Have Fun with Numbers

Notice that the number 123456789 is a 9-digit number consisting exactly the numbers from 1 to 9, with no duplication. Double it we will obtain 246913578, which happens to be another 9-digit number consisting exactly the numbers from 1 to 9, only in a different permutation. Check to see the result if we double it again!

Now you are suppose to check if there are more numbers with this property. That is, double a given number with k digits, you are to tell if the resulting number consists of only a permutation of the digits in the original number.

Input Specification:
Each input contains one test case. Each case contains one positive integer with no more than 20 digits.

Output Specification:
For each test case, first print in a line "Yes" if doubling the input number gives a number that consists of only a permutation of the digits in the original number, or "No" if not.
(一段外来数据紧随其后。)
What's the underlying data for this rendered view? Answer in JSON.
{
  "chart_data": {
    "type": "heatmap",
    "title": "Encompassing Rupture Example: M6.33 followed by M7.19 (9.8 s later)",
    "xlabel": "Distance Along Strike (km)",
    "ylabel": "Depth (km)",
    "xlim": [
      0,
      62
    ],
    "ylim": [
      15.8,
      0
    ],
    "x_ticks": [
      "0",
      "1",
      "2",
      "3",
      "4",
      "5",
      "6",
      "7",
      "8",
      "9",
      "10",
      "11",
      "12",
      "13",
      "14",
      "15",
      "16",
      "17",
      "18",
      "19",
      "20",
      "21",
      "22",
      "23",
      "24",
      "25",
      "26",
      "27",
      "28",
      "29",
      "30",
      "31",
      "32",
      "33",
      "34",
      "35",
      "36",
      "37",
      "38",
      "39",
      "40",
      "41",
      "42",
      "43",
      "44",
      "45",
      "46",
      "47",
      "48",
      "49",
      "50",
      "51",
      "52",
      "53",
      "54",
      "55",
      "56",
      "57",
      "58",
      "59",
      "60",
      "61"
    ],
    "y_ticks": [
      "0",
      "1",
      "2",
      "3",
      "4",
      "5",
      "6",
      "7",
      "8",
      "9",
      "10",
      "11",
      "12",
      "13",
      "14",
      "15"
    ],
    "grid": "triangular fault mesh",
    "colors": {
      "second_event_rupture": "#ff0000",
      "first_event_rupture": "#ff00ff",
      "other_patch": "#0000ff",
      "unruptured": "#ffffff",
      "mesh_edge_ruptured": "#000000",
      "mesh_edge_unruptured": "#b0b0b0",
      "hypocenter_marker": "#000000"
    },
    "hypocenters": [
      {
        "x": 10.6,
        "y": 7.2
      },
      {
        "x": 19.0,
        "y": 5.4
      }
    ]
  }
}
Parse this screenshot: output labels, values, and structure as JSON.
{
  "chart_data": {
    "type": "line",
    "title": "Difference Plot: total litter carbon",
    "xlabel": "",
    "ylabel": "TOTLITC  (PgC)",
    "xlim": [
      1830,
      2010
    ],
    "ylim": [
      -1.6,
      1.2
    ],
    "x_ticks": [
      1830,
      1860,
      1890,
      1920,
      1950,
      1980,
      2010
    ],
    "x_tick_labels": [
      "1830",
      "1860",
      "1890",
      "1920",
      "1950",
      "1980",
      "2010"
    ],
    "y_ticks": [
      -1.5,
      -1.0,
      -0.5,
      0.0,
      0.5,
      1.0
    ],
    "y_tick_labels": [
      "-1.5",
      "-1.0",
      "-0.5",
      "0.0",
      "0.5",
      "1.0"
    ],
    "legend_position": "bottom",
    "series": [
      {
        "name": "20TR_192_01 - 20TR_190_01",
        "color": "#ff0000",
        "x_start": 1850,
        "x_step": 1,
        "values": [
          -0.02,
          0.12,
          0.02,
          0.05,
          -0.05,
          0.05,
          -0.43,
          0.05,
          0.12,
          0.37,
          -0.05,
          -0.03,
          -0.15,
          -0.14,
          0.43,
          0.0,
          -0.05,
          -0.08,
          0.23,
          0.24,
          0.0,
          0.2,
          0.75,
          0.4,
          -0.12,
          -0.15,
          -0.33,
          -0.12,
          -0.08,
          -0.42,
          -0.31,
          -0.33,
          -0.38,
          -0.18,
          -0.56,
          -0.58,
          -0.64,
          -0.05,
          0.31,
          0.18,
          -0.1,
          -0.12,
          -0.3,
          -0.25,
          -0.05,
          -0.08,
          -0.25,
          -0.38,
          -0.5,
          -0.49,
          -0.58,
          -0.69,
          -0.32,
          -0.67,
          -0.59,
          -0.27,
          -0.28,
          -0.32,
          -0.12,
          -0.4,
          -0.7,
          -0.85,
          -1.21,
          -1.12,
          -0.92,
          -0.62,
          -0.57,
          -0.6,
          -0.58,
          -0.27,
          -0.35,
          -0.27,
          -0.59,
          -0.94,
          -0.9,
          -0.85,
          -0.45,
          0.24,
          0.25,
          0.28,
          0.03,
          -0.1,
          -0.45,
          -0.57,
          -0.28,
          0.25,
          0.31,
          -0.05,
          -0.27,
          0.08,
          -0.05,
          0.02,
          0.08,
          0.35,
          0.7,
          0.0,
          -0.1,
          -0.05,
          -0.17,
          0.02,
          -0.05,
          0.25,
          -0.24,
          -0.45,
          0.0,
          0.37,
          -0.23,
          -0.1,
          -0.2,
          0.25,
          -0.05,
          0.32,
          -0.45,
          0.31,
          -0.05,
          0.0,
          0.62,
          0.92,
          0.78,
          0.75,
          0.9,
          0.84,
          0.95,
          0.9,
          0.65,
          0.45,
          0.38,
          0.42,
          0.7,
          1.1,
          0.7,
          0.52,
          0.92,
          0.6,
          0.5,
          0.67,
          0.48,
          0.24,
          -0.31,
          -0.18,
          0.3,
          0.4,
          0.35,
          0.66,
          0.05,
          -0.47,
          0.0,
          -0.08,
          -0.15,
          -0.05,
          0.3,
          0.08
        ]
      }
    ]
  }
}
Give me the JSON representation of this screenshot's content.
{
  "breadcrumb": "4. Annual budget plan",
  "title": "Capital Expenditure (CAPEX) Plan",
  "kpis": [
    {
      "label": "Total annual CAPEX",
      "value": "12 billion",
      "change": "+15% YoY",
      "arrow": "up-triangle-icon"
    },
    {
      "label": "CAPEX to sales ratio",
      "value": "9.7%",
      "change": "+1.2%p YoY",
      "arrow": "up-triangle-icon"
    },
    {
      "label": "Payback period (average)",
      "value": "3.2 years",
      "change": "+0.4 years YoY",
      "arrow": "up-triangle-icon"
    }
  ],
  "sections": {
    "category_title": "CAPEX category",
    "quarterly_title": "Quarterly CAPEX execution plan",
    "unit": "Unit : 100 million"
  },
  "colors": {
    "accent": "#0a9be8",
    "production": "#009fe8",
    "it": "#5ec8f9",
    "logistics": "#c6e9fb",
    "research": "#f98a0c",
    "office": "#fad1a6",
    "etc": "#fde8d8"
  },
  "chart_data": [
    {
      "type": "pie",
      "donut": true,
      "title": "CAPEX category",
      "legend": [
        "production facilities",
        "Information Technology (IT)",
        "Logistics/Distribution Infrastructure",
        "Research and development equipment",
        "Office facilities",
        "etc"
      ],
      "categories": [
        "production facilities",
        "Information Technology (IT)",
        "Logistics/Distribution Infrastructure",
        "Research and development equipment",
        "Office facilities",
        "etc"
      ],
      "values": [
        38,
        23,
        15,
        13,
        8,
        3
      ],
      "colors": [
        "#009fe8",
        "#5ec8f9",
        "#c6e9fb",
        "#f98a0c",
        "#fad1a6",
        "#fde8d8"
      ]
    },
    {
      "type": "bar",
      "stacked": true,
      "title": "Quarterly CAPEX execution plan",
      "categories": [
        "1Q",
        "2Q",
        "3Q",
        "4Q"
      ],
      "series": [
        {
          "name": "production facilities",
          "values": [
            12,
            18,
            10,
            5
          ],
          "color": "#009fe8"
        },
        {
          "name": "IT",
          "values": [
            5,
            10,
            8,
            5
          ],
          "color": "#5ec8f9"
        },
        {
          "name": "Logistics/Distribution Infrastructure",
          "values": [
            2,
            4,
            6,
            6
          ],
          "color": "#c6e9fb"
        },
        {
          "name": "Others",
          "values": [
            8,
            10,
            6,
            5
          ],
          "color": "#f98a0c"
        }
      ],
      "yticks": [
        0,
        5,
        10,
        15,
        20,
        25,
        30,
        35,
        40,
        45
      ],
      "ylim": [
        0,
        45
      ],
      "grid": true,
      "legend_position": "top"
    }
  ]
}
Then in the next line, print the doubled number.

#include<stdio.h>
int length(long long a);
void bits(int a[],long long b);
void judgement(int a[],int b[],int len);
int main(){
    int j,len;

    long long num;

    int numl[10];

    for(j=0;j<10;j++){
        numl[j] = 0;
    }

    scanf("%lld",&num);

    len = length(num);

    int arr[len];

    bits(arr,num);

    judgement(arr,numl,len);

    num *=2;

    len = length(num);

    int arr_[len];

    bits(arr_,num);

    int rel = 1;

    for(j=0;j<len;j++){
        int n;
        for(n=0;n<10;n++){
            if(numl[n] == 0){
                if(arr_[j] == n){
                    rel = 0;
                }
            }
        }
    }

    if(rel){
        printf("Yes\n");
        printf("%lld",num);
    }else{
        printf("No\n");
        printf("%lld",num);
    }

    return 0;
}
int length(long long a){
    int cnt = 0;
    for( ; ; ){
        a /= 10;
        cnt++;
        if(a == 0)
        break;
    }
    return cnt;
}

void bits(int a[],long long b){
    int i = 0;
    for(i=0; ;i++){
        a[i] = b%10;
        b /= 10;
        if(b == 0)
        break;
    }
}

void judgement(int a[],int b[],int len){
    int i = 0;
    for(i=0;i<len;i++){
        switch(a[i]){
            case 0:
            b[0] = 1;
            break;
            case 1:
            b[1] = 1;
            break;
            case 2:
            b[2] = 1;
            break;
            case 3:
            b[3] = 1;
            break;
            case 4:
            b[4] = 1;
            break;
            case 5:
            b[5] = 1;
            break;
            case 6:
            b[6] = 1;
            break;
            case 7:
            b[7] = 1;
            break;
            case 8:
            b[8] = 1;
            break;
            case 9:
            b[9] = 1;
            break;
        }
    }
}

超过unsigned long，输入中有数字不在结果中，但结果数字都在输入里
最长串，10个数字全出现
最长串全是9
这三种情况显示答案错误，目前自己没有找出来问题

意思是k位数字翻倍后还由1-k组成?
案例里不超过20位数字,很明显longlong存不下,这里用字符串存会比较好

#include<stdio.h>

int a[10];
int b[10];
int main()
{
    long long n;
    scanf("%lld",&n);
    long long ans=n;
    while(n>0)
    {
        a[n%10]++;
        n/=10;
    }
    ans*=2;
    n=ans;
        while(n>0)
    {
        b[n%10]++;
        n/=10;
    }
    int flag=0;
    for(int i=0;i<10;i++)
    {
        if(a[i]!=b[i]) flag=1;
        //cout<<" "<<a[i]<<endl;
    }
    if(flag==0) printf("Yes\n");
    else printf("No\n");
printf("%lld",ans);
    return 0;
    
}